The Content Diversity Analysis Table shows that this drop in lexical diversity suggests that co-writing with InstructGPT leads to more standardized language. This could be a concern in creative writing, where distinct word choices and expressions are crucial for originality.
Key Point Diversity
To assess the variety of ideas in the essays, the study groups together key arguments from all the essays using a clustering method. The diversity of key points is then measured by how many unique ideas appear across the entire collection.
As shown in the Content Diversity Analysis Table, there’s a noticeable drop in the range of ideas when using InstructGPT. This is concerning because it indicates that InstructGPT makes the language more similar and causes the essays to reflect more of the same ideas, limiting creativity and originality in the arguments presented.


Closing Thoughts:
The study showed us a new axis for evaluating LLMs' impact before deployment. While adapting a model with human feedback leads to an improvement in instruction following, it seems to reduce the content diversity.
Combined with other recent findings that LLMs might be influencing user opinions during the writing process[3], this calls for a careful user-centred evaluation to ensure that these models do not suppress the voice of users in scenarios where personal expression is needed.
Read the full research paper here
AI language models are flooding the internet with a self-reinforcing loop of homogenized writing. This might also homogenize the way we think, and express ourselves.
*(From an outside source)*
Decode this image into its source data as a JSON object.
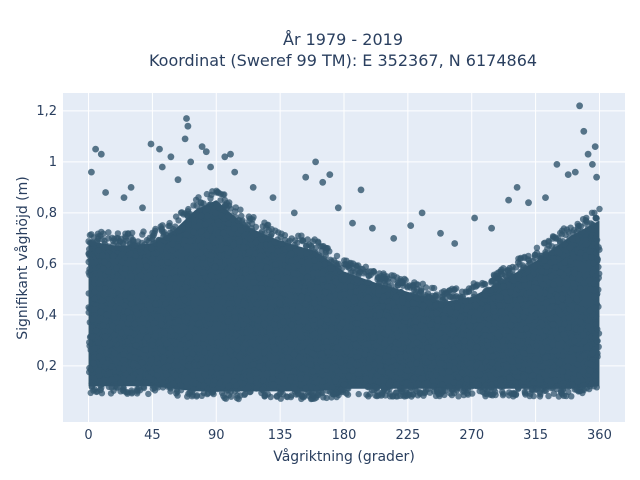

Tools like ChatGPT may polish and refine our writing, but culturally, they could push us toward a single, uniform perspective — sidelining other languages, viewpoints, and ways of understanding the world.
References:
[1] Vishakh Padmakumar, He he. “DOES WRITING WITH LANGUAGE MODELS REDUCE CONTENT DIVERSITY?”- https://arxiv.org/pdf/2309.05196
[2] Tianyi et al. “BERTSCORE: EVALUATING TEXT GENERATION WITH BERT” — https://arxiv.org/pdf/1904.09675
[3] Maurice Jakesch, Advait Bhat, Daniel Buschek, Lior Zalmanson, and Mor Naaman. 2023. Co-writing with opinionated language models affects users’ views. In Proceedings of the 2023 CHI Conference on Human Factors in Computing Systems, pages 1–15.
[4] Mina Lee, Percy Liang, and Qian Yang. 2022a. Coauthor: Designing a human-ai collaborative writing dataset for exploring language model capabilities. In Proceedings of the 2022 CHI Conference on Human Factors in Computing Systems, pages 1–19.